Puisque les données proviennent d'un échantillon de personnes, elles sont sujettes à l'erreur d'échantillonnage. C'est-à-dire que les estimations faites à partir d'échantillons varieront d'un échantillon à l'autre et qu'elles seront habituellement différentes des résultats qu'aurait produit un recensement complet. Il est possible de produire des estimations plus précises de la variabilité d'échantillonnage des estimations avec la méthode « bootstrap », à l'aide de poids « bootstrap » qui ont été créés pour l'enquête. La méthode « bootstrap » a été utilisée pour estimer la variabilité d'échantillonnage dans le cas de toutes les estimations produites à partir des données de l'ECUI de 2018.

L'importance de l'erreur d'échantillonnage est quantifiée par le coefficient de variation (CV) en appliquant les lignes directrices suivantes :
- 16,5 % et inférieur : Estimation acceptable;
- De 16,6 % à 33,3 % : Estimation marginale, diffusée avec une note de mise en garde;
- Supérieur à 33,3 % : Estimation inacceptable.

Les estimations dont le niveau de qualité n'est pas acceptable sont marquées d'un indicateur signalant qu'elles doivent être utilisées avec prudence ou sont supprimées.

Taux de réponse :
Le taux de réponse global est 43,7 %.

Erreur non due à l'échantillonnage :
Des sources courantes de ce type d'erreurs sont une couverture imparfaite ou la non-réponse.

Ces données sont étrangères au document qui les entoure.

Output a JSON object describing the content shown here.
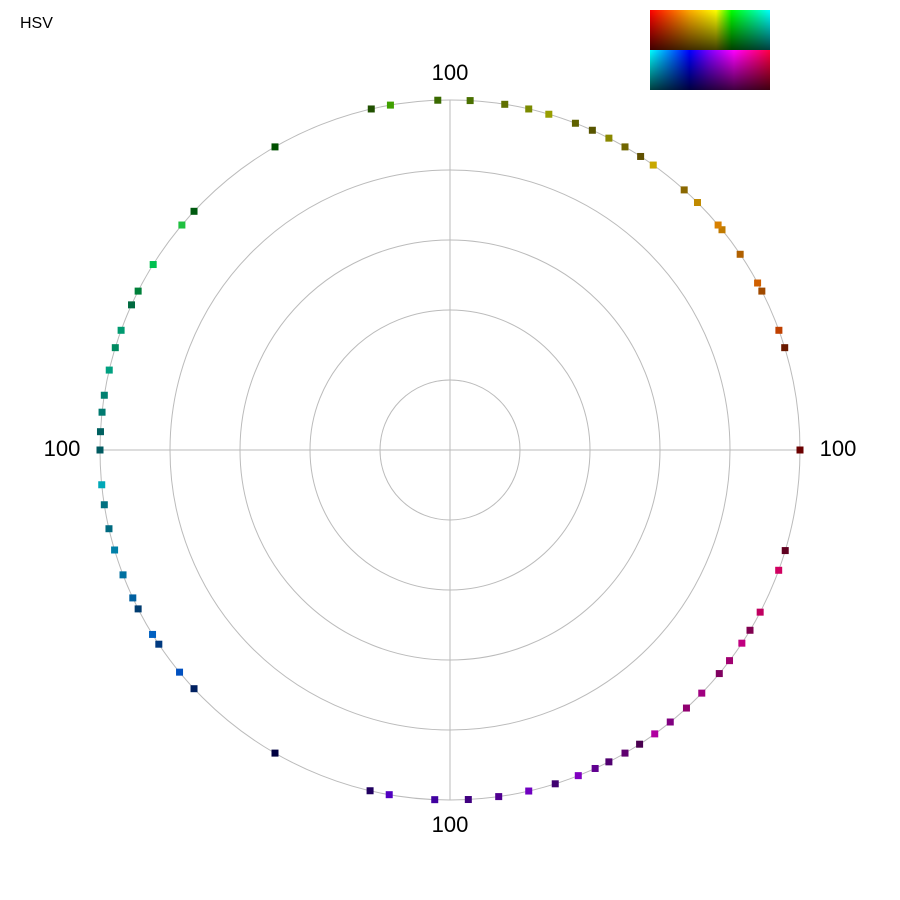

Les erreurs de couverture (couverture imparfaite) apparaissent quand il y a des différences entre la population cible et la population sondée. Les ménages sans téléphone ainsi que les ménages avec un service téléphonique non-couvert par la base de sondage actuel représentent une partie de la population cible qui a été exclue de la portion sondée. Dans la mesure où la population exclue diffère du reste de la population cible, les résultats peuvent être biaisés. En général, comme ces exclusions sont réduites, on s'attend à ce que les biais soient eux aussi réduits. Les estimations de l'enquête seront pondérées pour tenir compte de la non-réponse. D'autres types d'erreurs non dues à l'échantillonnage peuvent comprendre les erreurs de réponse et les erreurs de traitement.

Biais de non-réponse :
La méthode principale utilisée pour réduire le biais attribuable à la non-réponse comportait une série d'ajustements aux poids de l'enquête pour tenir compte de la non-réponse autant que possible.

Erreur de couverture :
La base de sondage de l'ECUI a été créée en utilisant plusieurs sources couplées telles que le recensement, les données administratives et des fichiers de facturations. Tous les répondants des dix provinces ont été interviewés par téléphone ou ont complété un questionnaire électronique auto-administré. Les ménages sans téléphone ont donc été exclus de la population enquêtée. Les estimations d'enquête ont été ajustées pour représenter toutes les personnes de la population cible, incluant celles exclues de la base de sondage.

Autres erreurs non dues à l'échantillonnage :
Des efforts importants ont été déployés afin de réduire au maximum les biais notamment avec l'utilisation d'un questionnaire qui a fait ses preuves, d'une méthodologie éprouvée, des intervieweurs spécialisés et d'un contrôle de la qualité rigoureux.